Melissa Reddy on Liverpool’s midfield issues: Is the transfer window the solution or something else?
In the build-up to equalling the Premier League record for the biggest-ever victory, Jurgen Klopp had admitted his public stance on not needing to solve Liverpool’s midfield issues in the transfer market was incorrect.
While the 9-0 annihilation of Bournemouth was most welcome, highlighting the professional pride and fight in his side’s reaction to a rocky start to the season,
accommodating opponents will not sway the fact the Merseysiders need to strengthen in that department.
Liverpool are measured on recruitment matters, and just as they do not allow one defeat or injury to shift the course of their thinking, neither will one victory – however mammoth.
Even Klopp’s admission that buying a midfielder is the smart move is not reactive, it had been the initial plan before being shelved as primary targets were unattainable.
Real Madrid snared Aurelien Tchouameni in a €100 million deal that was not financially practical for Liverpool, before factoring in personal terms.

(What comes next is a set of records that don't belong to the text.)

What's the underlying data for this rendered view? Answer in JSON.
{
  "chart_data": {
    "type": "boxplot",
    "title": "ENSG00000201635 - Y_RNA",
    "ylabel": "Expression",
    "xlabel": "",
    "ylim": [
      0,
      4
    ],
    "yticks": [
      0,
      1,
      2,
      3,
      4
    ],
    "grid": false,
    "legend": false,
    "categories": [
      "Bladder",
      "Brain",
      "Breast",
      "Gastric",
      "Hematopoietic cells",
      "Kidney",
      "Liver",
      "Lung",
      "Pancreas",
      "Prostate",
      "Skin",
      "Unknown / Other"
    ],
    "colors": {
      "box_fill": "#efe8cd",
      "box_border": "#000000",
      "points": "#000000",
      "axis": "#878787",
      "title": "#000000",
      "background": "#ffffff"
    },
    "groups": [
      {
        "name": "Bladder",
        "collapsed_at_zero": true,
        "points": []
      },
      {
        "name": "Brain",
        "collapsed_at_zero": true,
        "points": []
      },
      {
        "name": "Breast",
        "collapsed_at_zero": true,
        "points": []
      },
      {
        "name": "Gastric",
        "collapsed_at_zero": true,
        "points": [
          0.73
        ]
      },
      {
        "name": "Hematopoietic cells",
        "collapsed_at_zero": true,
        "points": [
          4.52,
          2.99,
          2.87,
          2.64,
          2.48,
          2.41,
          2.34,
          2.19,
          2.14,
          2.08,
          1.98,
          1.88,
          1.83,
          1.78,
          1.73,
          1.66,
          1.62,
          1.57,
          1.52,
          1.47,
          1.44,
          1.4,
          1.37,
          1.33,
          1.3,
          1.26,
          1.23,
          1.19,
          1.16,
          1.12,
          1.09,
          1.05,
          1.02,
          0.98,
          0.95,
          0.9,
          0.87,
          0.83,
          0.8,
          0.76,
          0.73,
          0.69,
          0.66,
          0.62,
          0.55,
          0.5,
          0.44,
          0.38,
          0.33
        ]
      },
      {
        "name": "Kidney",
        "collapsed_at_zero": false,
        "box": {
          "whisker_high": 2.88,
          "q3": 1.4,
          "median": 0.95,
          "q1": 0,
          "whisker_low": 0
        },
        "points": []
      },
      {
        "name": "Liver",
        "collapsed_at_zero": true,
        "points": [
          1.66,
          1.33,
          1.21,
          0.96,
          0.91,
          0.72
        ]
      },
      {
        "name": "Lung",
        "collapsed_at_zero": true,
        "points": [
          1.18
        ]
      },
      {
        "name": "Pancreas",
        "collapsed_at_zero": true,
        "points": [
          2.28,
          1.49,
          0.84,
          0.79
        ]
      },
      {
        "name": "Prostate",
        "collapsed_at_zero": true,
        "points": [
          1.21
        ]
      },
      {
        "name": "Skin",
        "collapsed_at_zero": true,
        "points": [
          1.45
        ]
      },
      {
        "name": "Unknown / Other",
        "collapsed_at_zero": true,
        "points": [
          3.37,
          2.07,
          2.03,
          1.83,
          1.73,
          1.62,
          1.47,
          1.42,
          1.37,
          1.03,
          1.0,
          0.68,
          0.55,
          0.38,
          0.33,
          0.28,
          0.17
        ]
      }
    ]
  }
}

Bayern Munich muscled in on Ryan Gravenberch, gaining assurances from him – as they did with Sadio Mane – long before the rest of Europe’s elite switched on.
Liverpool have kept a watching brief on Enzo Fernandez, who swapped River Plate for Benfica to continue his development and if Jude Bellingham was on the market this summer, they would’ve been front and centre in discussions.
Nicolo Barella is contracted to Inter until 2026 and would cost “silly money”.
Frenkie de Jong ideally doesn’t want to leave Barcelona, his contractual dispute drags on, and his wage bracket is out of bounds.
So it is not that the club’s recruitment team haven’t been searching for long-term remedies, just the pool of players considered the ‘right fit’ for a side wanting to compete for domestic and European honours is shallow.
As Klopp himself has explained: “You can imagine we are working constantly on these kind of things. We spoke about reasons why sometimes it is not happening, sometimes too expensive, sometimes not the right player. Situations change, but one thing stays important, it needs to be the right player.”
Liverpool are in a situation, given their lack of fit options and receding days before deadline, where they have to consider whether it is worth plumping for an option that is near enough being correct for them rather than nailed on. In this sphere is Manu Kone, Moises Caicedo, and to a lesser extent, Konrad Laimer.
Youri Tielemans profiles well and is available, but there clearly hasn’t been enough credence in what he offers and how to integrate it within the specific functionalities of midfield.
If primary targets are not available – and there’s no guarantee over them next summer either – then a short-term fix that has the tools to develop into long-term solution may work in this scenario.
Klopp’s midfield, and indeed the system itself, is heavily reliant on the press-resistant, pedigreed pass-master Thiago. There is no control without him nor the ability to progress the ball as well or with as much variation.
He is an excellent plan – but for his availability, which was no secret when he was signed from Bayern Munich. When Liverpool cannot pair Thiago and Fabinho, their offensive protection, build-up and transitions suffer. The midfield acts as enablers for the full-backs and the forward – a source of steel, stability, cover.
Naby Keita is another who is rarely available but contributes rare progressive qualities. Liverpool are attempting to find a mix of what Thiago – Vitinha had the most similar profile, but moved to Paris Saint-Germain – and the Guinea international provides with ball retention and carries.
If there were less bodies in midfield – a bloated nine – the club would recruit two for the position.
Ultimately, an overhaul does need to take place not just in terms of attributes needed, expiring contracts and availability, but also the age profile of the department including James Milner (36), Jordan Henderson (32) and Thiago (31).
Harvey Elliott and Fabio Carvalho – both 19 – are extremely gifted but cannot assume responsibility for driving Liverpool’s midfield forward. Bellingham is different in this regard given his sheer scale of experience.
The recruitment department are aware that the middle ground is missing: their speciality of signing players aged 21 to 26 – think Mane, Andy Robertson, Roberto Firmino – who are primed to take the step up in their careers and form the nucleus of a long-term approach.
Alex Oxlade-Chamberlain’s contract is up next summer, as is Keita’s, and the latter’s camp have been vocal about not committing to an extension at the moment. While both have supplied dynamism and doses of their quality, neither have managed to start half of Liverpool’s league games in a season.
Curtis Jones, even when fully fit, has not been trusted with consistent run-outs in the first 11 and so the reality of a bloated department is many bodies with not much selection reliability and contribution to show for it.
Having successfully refreshed their forward line, midfield surgery must take precedence.
It is obvious that all Liverpool’s ills in the centre of the park cannot be cured before deadline day and operating in the final days of a window never stems from a position of strength.
However, a recruitment team rightly esteemed as one of the very best in the business surely must have a solution for a series of predicted problems.